Sanità, Tac, test, risonanze  208 prestazioni a rischio

Sanità, Tac, test, risonanze

208 prestazioni a rischio

L’elenco delle prestazioni sulle quali si concentrerà la spending review del ministero: nel mirino soprattutto test allergologici e genetici, risonanze magnetiche e tac. Se inappropriati, sanzioni ai medici e costi a carico del cittadino

Risonanze magnetiche della colonna e delle articolazioni, tac, esami di laboratorio e genetici, test allergici. Sono 208 prestazioni a maggior rischio inappropriatezza, e quindi di spreco, individuate dal ministero della Salute. L’elenco, allungato rispetto alla prima ipotesi e già illustrato alle società scientifiche dei medici, è stato presentato ai sindacati dei camici bianchi che hanno due giorni per fare le loro osservazioni. Una volta ottenuto il parere positivo del Consiglio superiore di sanità, che ha già dato un via libera preliminare, il testo andrà verso l’approvazione. Quando sarà in vigore, chi vorrà sottoporsi alle prestazioni incluse nell’elenco le potrà ottenere solo in certi casi a carico del servizio sanitario: se non ricorrono le condizioni elencate nel documento del ministero, dovrà pagare di tasca propria. Un esempio? L’esame per individuare il colesterolo alto nelle persone sopra i 40 anni: se è tutto a posto, i valori sono nella norma e non ci sono modifiche nello stile di vita del cittadino e nemmeno nuove terapie, potrà essere ripetuto a carico del servizio sanitario non prima di 5 anni. Altrimenti dovrà pagare l’interessato.

Ma il grosso dell’operazione, il cui obiettivo è portare a un risparmio per le casse pubbliche ed alla riduzione degli sprechi, riguarda probabilmente le risonanze magnetiche, cioè gli esami più a rischio di inappopropriatezza. Sono costosi e spesso vengono svolti (a detta degli stessi radiologi) quando non ce n’è bisogno, tanto che il nostro Paese è primo in Europa nella classifica di chi fa il maggior numero di questi accertamenti. Quando il provvedimento sarà in vigore, l’esame della colonna vertebrale senza mezzo di contrasto verrà passato dal servizio sanitario solo se, in assenza di sindromi neurologiche o sistemiche, il dolore alla schiena resiste alla terapia e va avanti per almeno 4 settimane. Ovviamente l’accertamento verrà fatto anche in caso di traumi o fratture. E se non ci sono problemi, prima di poterlo rifare bisognerà comunque aspettare un anno. La risonanza alla colonna con e senza mezzo di contrasto deve essere invece legata alla patologia oncologica o a un sospetto, oltre che a problemi traumatici.

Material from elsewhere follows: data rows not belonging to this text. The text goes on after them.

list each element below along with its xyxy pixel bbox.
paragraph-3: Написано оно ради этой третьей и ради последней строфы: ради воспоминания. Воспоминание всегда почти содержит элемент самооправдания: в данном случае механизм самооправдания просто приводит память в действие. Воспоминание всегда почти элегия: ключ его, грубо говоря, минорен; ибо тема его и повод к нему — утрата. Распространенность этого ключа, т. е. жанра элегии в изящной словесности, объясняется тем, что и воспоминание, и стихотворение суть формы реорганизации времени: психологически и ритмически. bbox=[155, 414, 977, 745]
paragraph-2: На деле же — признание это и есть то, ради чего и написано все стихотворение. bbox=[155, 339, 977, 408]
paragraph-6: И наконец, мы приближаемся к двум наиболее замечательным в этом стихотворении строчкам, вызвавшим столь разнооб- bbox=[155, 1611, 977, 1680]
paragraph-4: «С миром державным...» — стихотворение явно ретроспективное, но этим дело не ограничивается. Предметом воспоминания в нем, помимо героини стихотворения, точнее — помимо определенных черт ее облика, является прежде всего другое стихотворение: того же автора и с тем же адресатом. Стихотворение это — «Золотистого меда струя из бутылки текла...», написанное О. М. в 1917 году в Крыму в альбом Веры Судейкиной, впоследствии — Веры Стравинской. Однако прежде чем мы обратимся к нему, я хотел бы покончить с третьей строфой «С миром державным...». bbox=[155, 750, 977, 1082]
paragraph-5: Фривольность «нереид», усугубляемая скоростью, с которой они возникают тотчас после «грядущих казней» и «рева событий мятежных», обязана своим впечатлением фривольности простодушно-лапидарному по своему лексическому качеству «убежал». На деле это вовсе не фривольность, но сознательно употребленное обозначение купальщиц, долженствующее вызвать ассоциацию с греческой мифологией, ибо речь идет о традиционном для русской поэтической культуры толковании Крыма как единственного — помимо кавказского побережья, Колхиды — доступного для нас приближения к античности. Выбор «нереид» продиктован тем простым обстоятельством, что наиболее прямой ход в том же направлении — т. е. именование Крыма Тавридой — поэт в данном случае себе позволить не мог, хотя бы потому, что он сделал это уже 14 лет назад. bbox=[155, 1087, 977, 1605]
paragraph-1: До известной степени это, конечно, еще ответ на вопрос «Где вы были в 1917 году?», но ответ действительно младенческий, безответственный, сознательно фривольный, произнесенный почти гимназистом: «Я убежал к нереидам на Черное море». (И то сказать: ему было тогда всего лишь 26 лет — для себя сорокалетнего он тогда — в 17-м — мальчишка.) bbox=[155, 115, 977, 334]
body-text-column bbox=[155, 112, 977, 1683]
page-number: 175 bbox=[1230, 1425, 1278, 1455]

Ci sono previsioni stringenti anche per alcune tac, passate solo se giustificate da sospetti di patologie oncologiche e da traumi. Nella lista sono molte le prestazioni odontoiatriche, già oggi, comunque, molto difficili da ottenere nella maggior parte delle aziende sanitarie e ospedaliere, dove si è costretti ad attese assai lunghe. La maggior parte - ad esempio estrazioni, applicazioni di corone e inserimento di protesi - saranno a carico del sistema pubblico se il paziente è in condizioni di vulnerabilità sociale e sanitaria. Nell’elenco ci sono anche moltissimi esami di laboratorio, e anche tanti test e trattamenti allergologici e dermatologici.

L’idea alla base del provvedimento è quella di passare gratuitamente (o con il ticket) solo le prestazioni che hanno un’indicazione specifica e quindi sono davvero utili. I medici che prescriveranno accertamenti considerati inappropriati andranno incontro a una sanzione pecuniaria. E’ proprio questo il punto che non piace ai sindacati dei camici bianchi, i quali ieri hanno ribadito la loro posizione. “Questo meccanismo rischia di rompere il rapporto tra i medici e i cittadini - commenta Massimo Cozza della Cgil medici - anche perché i pazienti dovranno pagare di tasca propria varie prestazioni in determinate situazioni”.